Münich, de Steven Spielberg, adaptation du livre Vengeance, de George Jonas, en salles.

le 14/02/2006

Forum

  • > Münich : vision du sexe et terrorisme chez Steven Spielberg
    14 février 2006, par Jean-François Tavernier

    Bonjour à vous,

    En ce qui me concerne, je reviens également d’une séance de Munich et je dois dire que l’analyse de M. De Vignale est à la hauteur des mes attentes pour Le Mague, originalité et regard neuf. J’ajouterai que l’omniprésence du sexe dans ce film tend également à nous offrir cette traditionnelle et agaçante vision aseptisée et contrôlée du corps en général.

    En effet, je regrette que les corps des héros que le spectateur suit et auquel il doit s’identifier soient sacro-saints, pensons simplement à la première scène dans le lit entre Avner et son épouse, la rondeur des formes, harmonie des corps et de l’esprit qui s’imbriquent tel cette position inhabituelle pour un film mais tant de pudeur lorsque les protagonistes replacent la couverture sur leur intimité. Notons encore l’image du corps du premier israélien à mourir après sa pulpeuse rencontre à Londres avec l’hollandaise, celui-ci était soigneusement alité, magnifique jeu d’ombres pour éviter de dévoiler le poids du corps.

    A contrario, il faut bien noter que le corps et le sexe des opposants à nos héros sont malléables à souhait, le réalisateur en fait ce qu’il veut. Il suffit pour s’en convaincre de penser un membre qui pendouille à un ventilateur après une explosion, mais aussi le corps de la jeune hollandaise qui à l’inverse de l’épouse de Avner se dévoile dans son entièreté, dans la violence aussi.

    Quant à la dernière scène qui fait décidemment débat, je suis partisan du pro-orgasme d’Avner, l’expiation par la jouissance, la violence du feu à laquelle on ne peut que tenter de répondre par une autre forme de violence, celle de l’amour.

  • > Münich : vision du sexe et terrorisme chez Steven Spielberg
    14 février 2006, par Emma
    Dans chaque film il y a connotation et alors ? et quant à faire l’amour à sa femme enceinte, et bien et alors et tant mieux. J’ai vu ce film excellent et je ne me suis par remise en question sur ces points mais plutôt sur le fond .Le personnage principal nous montre des traits de caractère comme il me semble chaque homme devrait avoir : courage, integrité, droiture et conscience. Quant à ceux qui trouverait que le film ne soit pas assez partial, je leur répondrai que chacun a sa part de résponsabilité et qu’il serait temps de ne plus se déchainé comme des bêtes. Le sujet mérite discours mais pour être simple il me semble que cette haine peut s’arrêter ; il y a fort longtemps la cohabitation regnant ne posait aucun soucis.
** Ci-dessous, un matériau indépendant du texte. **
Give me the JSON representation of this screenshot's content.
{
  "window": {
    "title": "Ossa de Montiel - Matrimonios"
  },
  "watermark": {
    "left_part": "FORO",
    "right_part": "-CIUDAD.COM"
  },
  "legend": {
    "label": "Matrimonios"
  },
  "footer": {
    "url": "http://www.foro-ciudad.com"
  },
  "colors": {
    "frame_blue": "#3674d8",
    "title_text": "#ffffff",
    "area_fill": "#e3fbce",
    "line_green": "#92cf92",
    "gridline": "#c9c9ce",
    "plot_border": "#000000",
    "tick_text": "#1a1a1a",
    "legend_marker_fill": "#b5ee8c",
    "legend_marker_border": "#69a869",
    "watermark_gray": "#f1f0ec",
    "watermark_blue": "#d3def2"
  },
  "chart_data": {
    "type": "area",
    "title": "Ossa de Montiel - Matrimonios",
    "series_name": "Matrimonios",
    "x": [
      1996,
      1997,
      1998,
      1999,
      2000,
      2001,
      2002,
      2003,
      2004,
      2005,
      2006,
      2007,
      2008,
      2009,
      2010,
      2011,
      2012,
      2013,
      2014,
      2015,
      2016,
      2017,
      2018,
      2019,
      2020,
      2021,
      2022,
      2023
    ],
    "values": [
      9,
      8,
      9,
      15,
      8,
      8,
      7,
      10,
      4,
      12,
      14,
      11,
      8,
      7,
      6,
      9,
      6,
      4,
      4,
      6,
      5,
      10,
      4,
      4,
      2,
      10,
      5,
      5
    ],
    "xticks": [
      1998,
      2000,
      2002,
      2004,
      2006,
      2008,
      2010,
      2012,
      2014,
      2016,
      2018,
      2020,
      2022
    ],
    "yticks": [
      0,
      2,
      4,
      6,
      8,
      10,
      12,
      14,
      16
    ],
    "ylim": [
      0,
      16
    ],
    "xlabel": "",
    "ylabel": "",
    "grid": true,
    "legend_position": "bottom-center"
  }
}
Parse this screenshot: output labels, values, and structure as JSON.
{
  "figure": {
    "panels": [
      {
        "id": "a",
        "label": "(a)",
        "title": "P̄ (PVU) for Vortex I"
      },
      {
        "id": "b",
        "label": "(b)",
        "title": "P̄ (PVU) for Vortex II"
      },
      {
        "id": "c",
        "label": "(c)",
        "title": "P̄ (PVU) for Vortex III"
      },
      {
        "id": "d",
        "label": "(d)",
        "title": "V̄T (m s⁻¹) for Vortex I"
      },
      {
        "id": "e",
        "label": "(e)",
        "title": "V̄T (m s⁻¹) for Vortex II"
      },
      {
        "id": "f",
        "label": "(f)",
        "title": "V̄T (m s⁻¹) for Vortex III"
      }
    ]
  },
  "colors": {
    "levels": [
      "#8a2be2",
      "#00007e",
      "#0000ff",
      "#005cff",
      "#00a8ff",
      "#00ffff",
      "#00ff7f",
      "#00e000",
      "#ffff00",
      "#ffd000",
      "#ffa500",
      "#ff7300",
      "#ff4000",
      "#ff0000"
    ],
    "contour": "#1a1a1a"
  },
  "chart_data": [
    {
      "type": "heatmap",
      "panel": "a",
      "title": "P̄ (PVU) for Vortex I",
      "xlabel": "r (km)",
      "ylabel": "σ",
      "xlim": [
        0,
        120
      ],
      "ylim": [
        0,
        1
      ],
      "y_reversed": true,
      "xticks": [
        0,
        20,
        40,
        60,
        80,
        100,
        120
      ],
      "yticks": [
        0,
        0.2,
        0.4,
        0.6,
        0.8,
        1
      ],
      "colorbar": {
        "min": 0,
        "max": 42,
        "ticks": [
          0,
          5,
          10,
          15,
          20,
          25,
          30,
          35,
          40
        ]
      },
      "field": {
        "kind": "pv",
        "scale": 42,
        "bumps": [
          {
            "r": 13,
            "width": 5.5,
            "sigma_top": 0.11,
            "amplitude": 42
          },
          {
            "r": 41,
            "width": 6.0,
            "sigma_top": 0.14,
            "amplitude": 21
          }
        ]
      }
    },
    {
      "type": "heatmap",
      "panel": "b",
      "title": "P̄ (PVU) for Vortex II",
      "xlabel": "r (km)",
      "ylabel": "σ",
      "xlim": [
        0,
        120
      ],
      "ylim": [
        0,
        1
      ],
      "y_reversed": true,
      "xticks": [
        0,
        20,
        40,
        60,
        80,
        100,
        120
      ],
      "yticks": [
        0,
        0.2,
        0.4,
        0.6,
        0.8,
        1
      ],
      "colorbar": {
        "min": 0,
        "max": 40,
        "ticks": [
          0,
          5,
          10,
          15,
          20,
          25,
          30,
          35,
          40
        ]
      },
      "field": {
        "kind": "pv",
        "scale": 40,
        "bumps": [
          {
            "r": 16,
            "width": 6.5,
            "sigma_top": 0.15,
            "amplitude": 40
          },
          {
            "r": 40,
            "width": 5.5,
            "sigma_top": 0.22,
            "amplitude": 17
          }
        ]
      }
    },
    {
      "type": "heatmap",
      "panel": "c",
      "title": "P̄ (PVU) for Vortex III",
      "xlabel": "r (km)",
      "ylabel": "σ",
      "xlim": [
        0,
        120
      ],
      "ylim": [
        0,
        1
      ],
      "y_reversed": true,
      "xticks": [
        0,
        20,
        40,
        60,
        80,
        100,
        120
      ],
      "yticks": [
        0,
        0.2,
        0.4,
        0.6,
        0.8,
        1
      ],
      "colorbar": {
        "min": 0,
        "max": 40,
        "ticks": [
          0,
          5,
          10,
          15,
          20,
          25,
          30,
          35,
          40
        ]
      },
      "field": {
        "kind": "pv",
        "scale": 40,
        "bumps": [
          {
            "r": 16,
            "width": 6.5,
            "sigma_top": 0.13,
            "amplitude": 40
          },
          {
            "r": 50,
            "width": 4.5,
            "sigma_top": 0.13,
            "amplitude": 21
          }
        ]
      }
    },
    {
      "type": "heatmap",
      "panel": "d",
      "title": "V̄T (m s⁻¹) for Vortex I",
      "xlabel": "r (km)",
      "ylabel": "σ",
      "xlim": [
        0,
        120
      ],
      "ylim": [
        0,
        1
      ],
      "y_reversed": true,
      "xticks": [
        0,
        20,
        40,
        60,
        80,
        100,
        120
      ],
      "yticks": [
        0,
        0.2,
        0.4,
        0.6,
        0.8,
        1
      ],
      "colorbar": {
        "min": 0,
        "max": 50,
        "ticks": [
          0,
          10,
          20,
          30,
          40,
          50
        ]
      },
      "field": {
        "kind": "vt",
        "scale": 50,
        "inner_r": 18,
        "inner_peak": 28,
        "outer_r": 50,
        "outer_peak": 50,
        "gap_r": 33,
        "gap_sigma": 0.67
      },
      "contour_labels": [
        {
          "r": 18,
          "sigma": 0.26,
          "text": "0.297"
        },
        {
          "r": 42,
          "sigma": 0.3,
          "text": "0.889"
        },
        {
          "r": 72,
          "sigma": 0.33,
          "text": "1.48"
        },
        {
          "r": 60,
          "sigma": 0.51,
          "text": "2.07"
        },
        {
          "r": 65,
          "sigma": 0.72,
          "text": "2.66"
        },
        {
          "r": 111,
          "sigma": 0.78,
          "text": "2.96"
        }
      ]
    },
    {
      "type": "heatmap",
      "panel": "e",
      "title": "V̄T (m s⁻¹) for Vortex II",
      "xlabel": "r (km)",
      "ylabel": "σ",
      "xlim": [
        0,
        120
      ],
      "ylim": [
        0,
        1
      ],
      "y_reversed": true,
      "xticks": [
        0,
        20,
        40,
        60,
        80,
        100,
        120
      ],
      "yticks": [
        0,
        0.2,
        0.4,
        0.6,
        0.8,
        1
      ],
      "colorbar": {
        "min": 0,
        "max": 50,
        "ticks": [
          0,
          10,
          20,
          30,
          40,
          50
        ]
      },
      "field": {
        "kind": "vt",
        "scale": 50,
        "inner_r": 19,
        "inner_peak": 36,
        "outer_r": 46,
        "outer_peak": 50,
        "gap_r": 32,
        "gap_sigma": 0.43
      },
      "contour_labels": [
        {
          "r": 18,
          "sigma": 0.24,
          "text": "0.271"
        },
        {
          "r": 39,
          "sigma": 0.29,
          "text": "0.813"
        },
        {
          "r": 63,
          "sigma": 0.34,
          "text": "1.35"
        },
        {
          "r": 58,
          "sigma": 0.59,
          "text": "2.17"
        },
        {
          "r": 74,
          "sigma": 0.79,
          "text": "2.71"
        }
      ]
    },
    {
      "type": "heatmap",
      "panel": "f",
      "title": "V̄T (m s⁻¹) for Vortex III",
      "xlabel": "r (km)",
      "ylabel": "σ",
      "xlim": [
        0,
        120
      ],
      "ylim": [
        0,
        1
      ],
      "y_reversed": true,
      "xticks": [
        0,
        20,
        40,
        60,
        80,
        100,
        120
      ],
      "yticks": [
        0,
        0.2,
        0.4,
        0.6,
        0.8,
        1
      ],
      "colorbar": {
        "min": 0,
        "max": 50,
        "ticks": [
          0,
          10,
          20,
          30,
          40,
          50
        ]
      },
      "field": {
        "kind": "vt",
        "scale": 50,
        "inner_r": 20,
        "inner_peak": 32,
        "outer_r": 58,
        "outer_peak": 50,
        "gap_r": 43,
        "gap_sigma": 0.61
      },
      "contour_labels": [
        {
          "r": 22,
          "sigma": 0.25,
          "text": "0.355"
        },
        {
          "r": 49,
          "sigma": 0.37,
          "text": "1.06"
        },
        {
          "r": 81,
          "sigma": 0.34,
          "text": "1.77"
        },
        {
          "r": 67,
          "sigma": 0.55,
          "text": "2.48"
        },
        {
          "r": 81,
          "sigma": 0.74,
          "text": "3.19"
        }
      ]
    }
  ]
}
Ceci est donc possible. Voilà donc j’en suis sure la morale de ce film.
  • > Münich : vision du sexe et terrorisme chez Steven Spielberg
    13 février 2006

    "Il ne s’agit pas là d’un point de vue volontairement provocateur ou tendancieux mais"

    On pourrait donc le croire ?

  • > Münich : vision du sexe et terrorisme chez Steven Spielberg
    13 février 2006, par elise
    Enfin une analyse qui sort de ce qu’on lit partout dans la presse. pour ça merci.
  • > Münich : vision du sexe et terrorisme chez Steven Spielberg
    13 février 2006, par Abel
    Il me semble que votre vision est quelque peu érronée. Je ne pense pas que la scène de fin soit un orgasme, mais la preuve de son impuissance. Cet homme ne vit plus dans l’action...
    • > Münich : vision du sexe et terrorisme chez Steven Spielberg
      13 février 2006, par eddi

      Monsieur Vignale a raison. Il est dans le vagin de son épouse pendant toute la scène, ce qui ne semble pas relever d’une grande impuissance.

      Avouez que pendant tout le montage parralèle de la prise d’otage, il fait bel et bien l’amour non ?

      • > Münich : vision du sexe et terrorisme chez Steven Spielberg
        14 février 2006, par Abel
        Il y a vraiment une impossibilité à éjaculer Eddi. D’ailleurs le mot de sa femme après sonne comme un : c’est pas grave. Et cela jusitifie aussi la présence de la première scène de sexe entre les deux. On peut donc voir ce film comme un film sur le sexe, sur la pression du travail dans les relations entre partenaires etc... Je m’égare, mais différentes lectures sont possibles. Même celle de Vignale est possible, mais j’insiste sur la scène de fin... Il n’y a pas d’orgasme pour lui.